In an object-oriented management scheme, each agent 6 maintains a Management Information dataBase (MIB) in database memories 6d that contains the condition of all of the attributes (commonly termed object instances) of all of the objects of that agent. The managers 4 usually also maintain in database memories 4d a putative copy of the MIB of each agent under its management control. The copy stored at the manager is deemed putative since it may not be identical to the data stored at the agent. The agent's MIB data is assumed to be the most correct copy of the MIB.
As long as the copy of the MIB for an agent stored at the manager is identical to the MIB stored by the agent, the manager and the agent are synchronized. However, various events can occur which would cause the manager to either lose synchronization with one or more of its agents or, at least, not know whether it is synchronized to one or more of its agents. For instance, the manager may simply become disabled for a period of time during which object instances of its agents may be changed, added or deleted.
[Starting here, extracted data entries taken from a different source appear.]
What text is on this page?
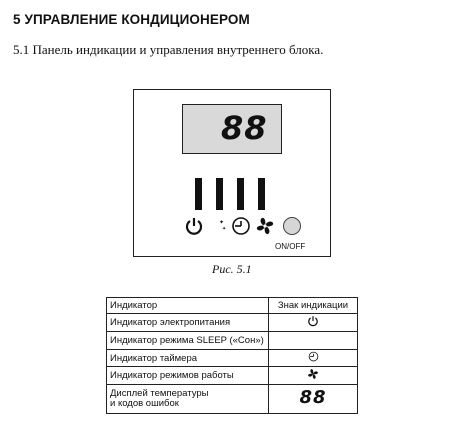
5 УПРАВЛЕНИЕ КОНДИЦИОНЕРОМ
5.1 Панель индикации и управления внутреннего блока.
88
✦
✦
ON/OFF
Рис. 5.1
Индикатор	Знак индикации
Индикатор электропитания	
Индикатор режима SLEEP («Сон»)	
Индикатор таймера	
Индикатор режимов работы	
Дисплей температуры
и кодов ошибок	88
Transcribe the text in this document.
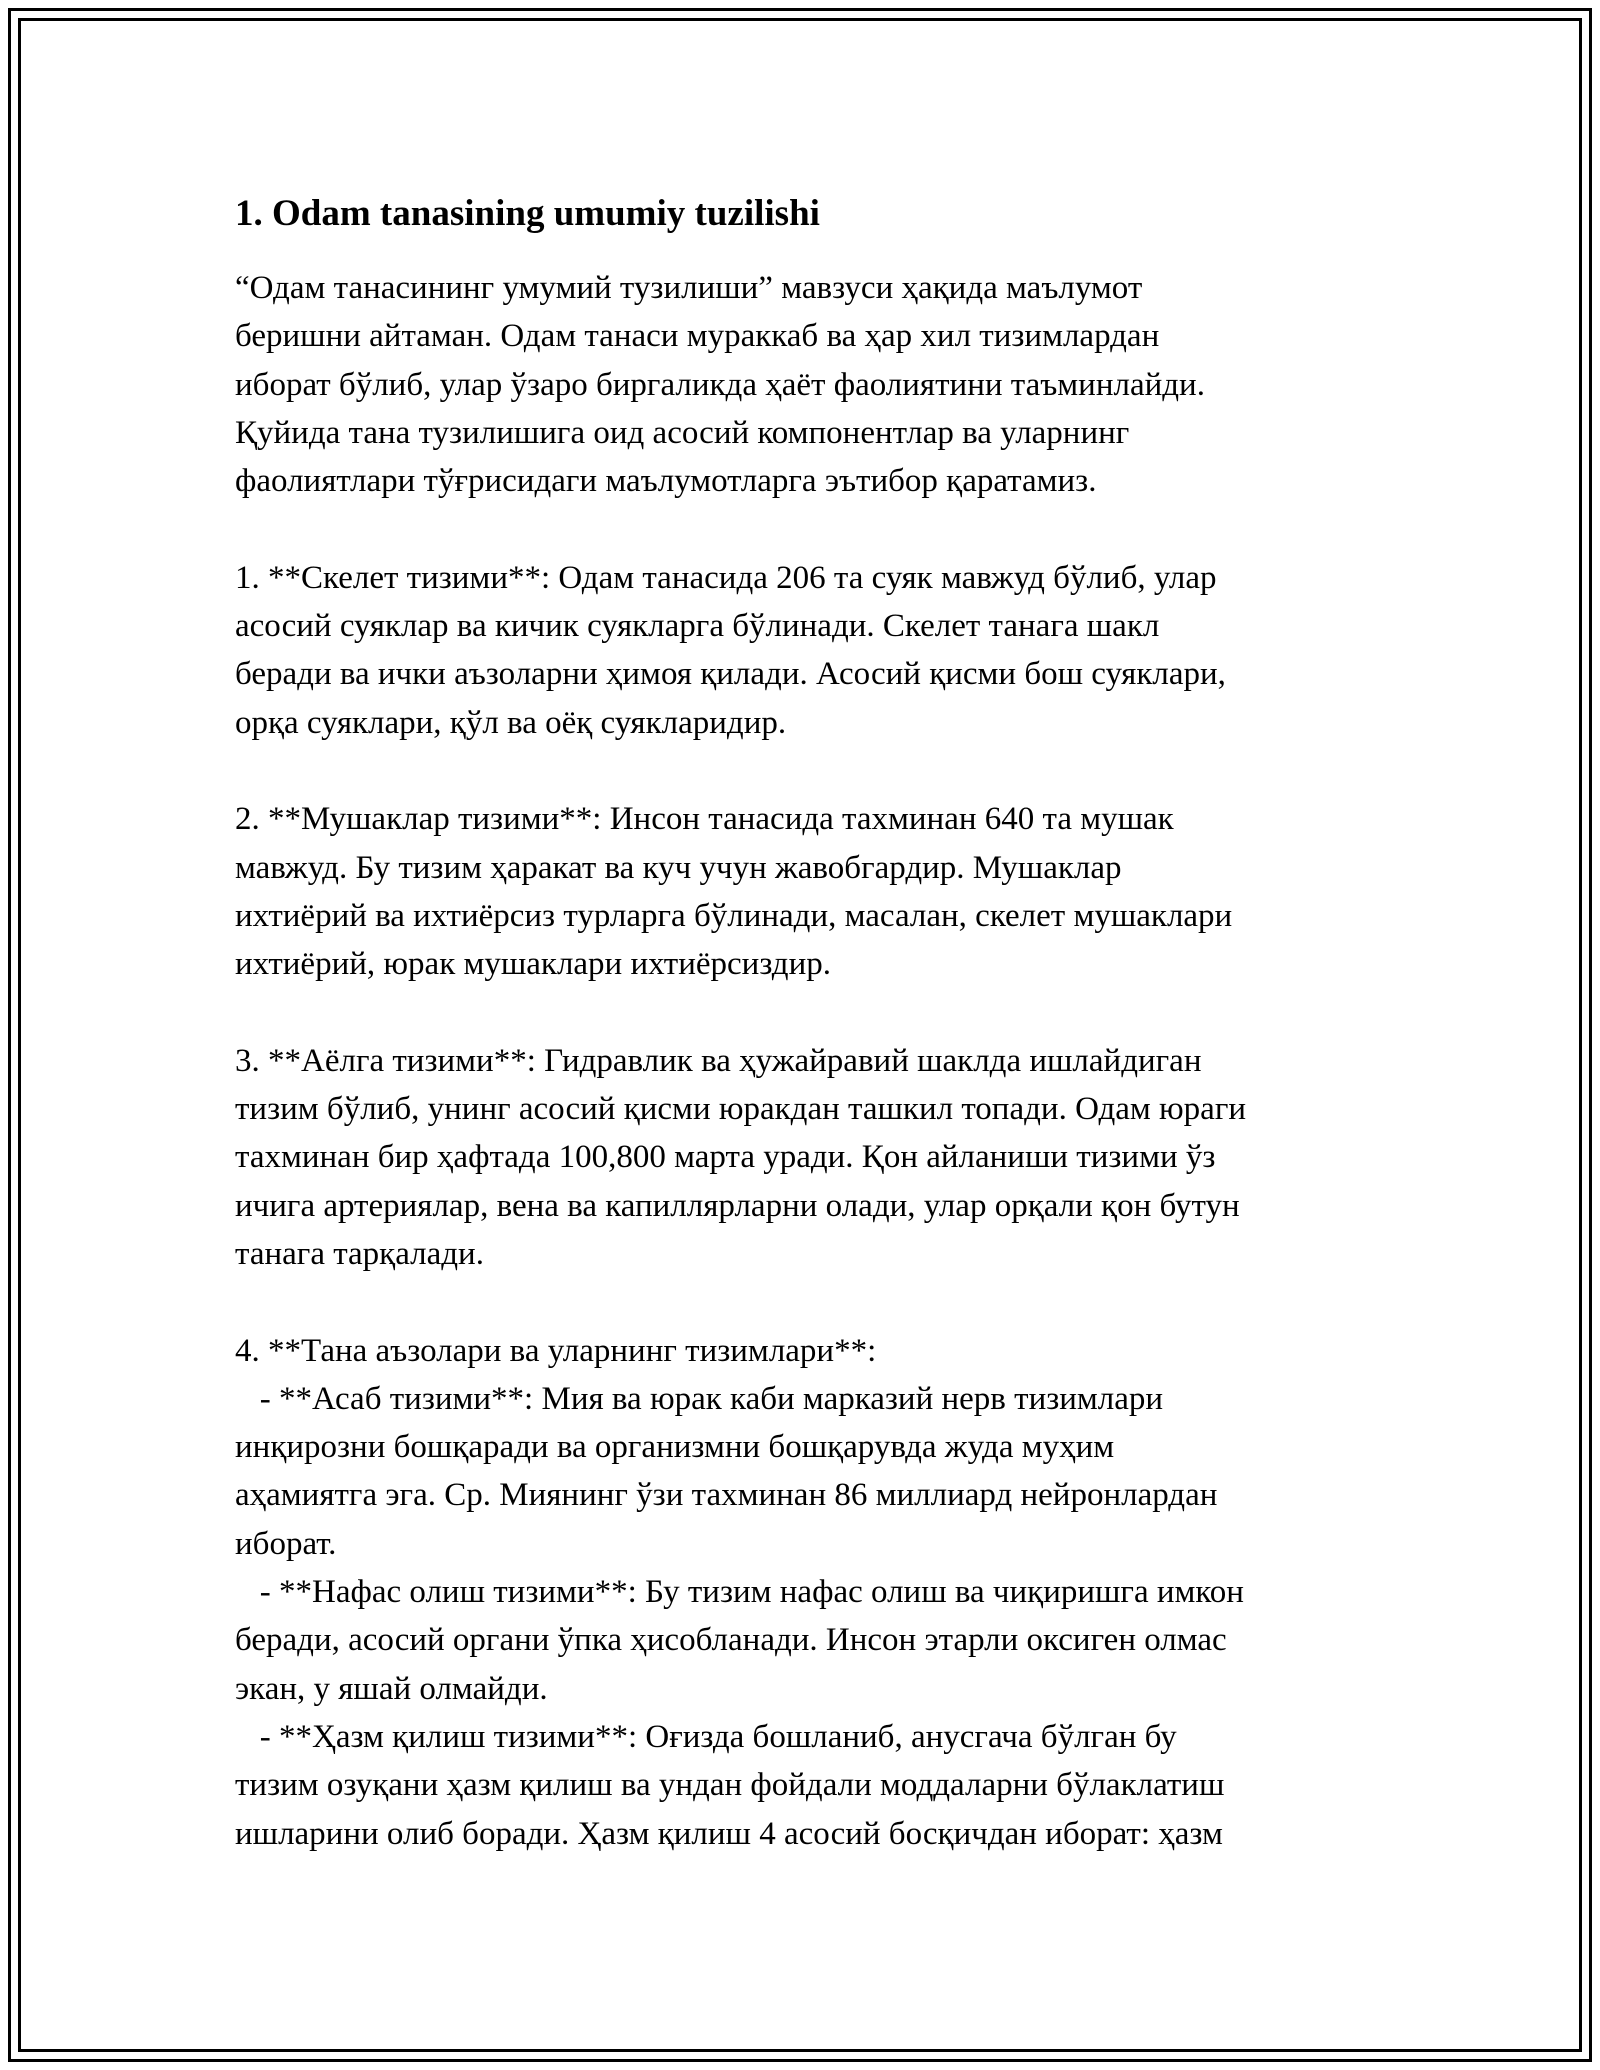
1. Odam tanasining umumiy tuzilishi
“Одам танасининг умумий тузилиши” мавзуси ҳақида маълумот
беришни айтаман. Одам танаси мураккаб ва ҳар хил тизимлардан
иборат бўлиб, улар ўзаро биргаликда ҳаёт фаолиятини таъминлайди.
Қуйида тана тузилишига оид асосий компонентлар ва уларнинг
фаолиятлари тўғрисидаги маълумотларга эътибор қаратамиз.
1. **Скелет тизими**: Одам танасида 206 та суяк мавжуд бўлиб, улар
асосий суяклар ва кичик суякларга бўлинади. Скелет танага шакл
беради ва ички аъзоларни ҳимоя қилади. Асосий қисми бош суяклари,
орқа суяклари, қўл ва оёқ суякларидир.
2. **Мушаклар тизими**: Инсон танасида тахминан 640 та мушак
мавжуд. Бу тизим ҳаракат ва куч учун жавобгардир. Мушаклар
ихтиёрий ва ихтиёрсиз турларга бўлинади, масалан, скелет мушаклари
ихтиёрий, юрак мушаклари ихтиёрсиздир.
3. **Аёлга тизими**: Гидравлик ва ҳужайравий шаклда ишлайдиган
тизим бўлиб, унинг асосий қисми юракдан ташкил топади. Одам юраги
тахминан бир ҳафтада 100,800 марта уради. Қон айланиши тизими ўз
ичига артериялар, вена ва капиллярларни олади, улар орқали қон бутун
танага тарқалади.
4. **Тана аъзолари ва уларнинг тизимлари**:
- **Асаб тизими**: Мия ва юрак каби марказий нерв тизимлари
инқирозни бошқаради ва организмни бошқарувда жуда муҳим
аҳамиятга эга. Ср. Миянинг ўзи тахминан 86 миллиард нейронлардан
иборат.
- **Нафас олиш тизими**: Бу тизим нафас олиш ва чиқиришга имкон
беради, асосий органи ўпка ҳисобланади. Инсон этарли оксиген олмас
экан, у яшай олмайди.
- **Ҳазм қилиш тизими**: Оғизда бошланиб, анусгача бўлган бу
тизим озуқани ҳазм қилиш ва ундан фойдали моддаларни бўлаклатиш
ишларини олиб боради. Ҳазм қилиш 4 асосий босқичдан иборат: ҳазм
Also, it is possible for a communication link (or association) between a manager and an agent to go down for a period of time. In either event, the manager, when it re-establishes an association with the agent, will not know if its putative copy of the agent's object instances is current, and will need to confirm and/or update its database in accordance with any changes that occurred during the period of non-communication with the agent.
In one prior art resynchronization scheme, each agent maintains an event log in which each and every creation, deletion or change in state of an object instance is recorded. Whenever an event occurs, it is stored in the event log. Also, an M event report is sent from the agent to the manager informing it of the event. There usually is no confirmation of M event reports by the manager. The manager will update its relevant copy of the object instances for the agent accordingly. However, if the communication association between the manager and the agent is down, the manager will not receive the Event Report and, therefore, will no longer be synchronized with the agent.
The object instances in the event log are tagged with, for instance, a time-stamp. The event log is maintained in a circular buffer. After communication between a manager and an agent is re-established, the manager can check the event log and read out every entry in the event log having a tag indicating that the event occurred after the time that the association was lost. This type of resynchronization scheme can be extremely time consuming if the number of events which occurred during the loss of association is significant. In fact, the loss of an association between a manager and an agent is frequently caused by, or at least associated with, a problem in the system that will lead to a significant number of other network events, including changes in the object instances of the agents. Accordingly, a significant number of changes in object instances of the agents frequently occurs precisely when a communication association is lost between a manager and an agent. As an example, the MIB in present network systems typically may have between 500 and 10,000 object instances per agent. Smaller object instances may have on the order of 200 to 400 bytes each. However, larger ones can have 5,000 to 8,000 bytes of information. Future network systems are projected to have substantially increased numbers and sizes of object instances. Accordingly, resynchronization can be rather time consuming.
If the number of events occurring during a loss of association between a manager and an agent exceeds the length of the log, the log can no longer be used for resynchronization, since the earliest events are lost. In such a case, resynchronization can be achieved only by reading the entire MIB database out of the agent into the manager.
Accordingly, it is an object of the present invention to provide an improved resynchronization scheme for a network.
It is another object of the present invention to provide a resynchronization scheme for a network in which the amount of data which must be exchanged to achieve resynchronization is substantially reduced.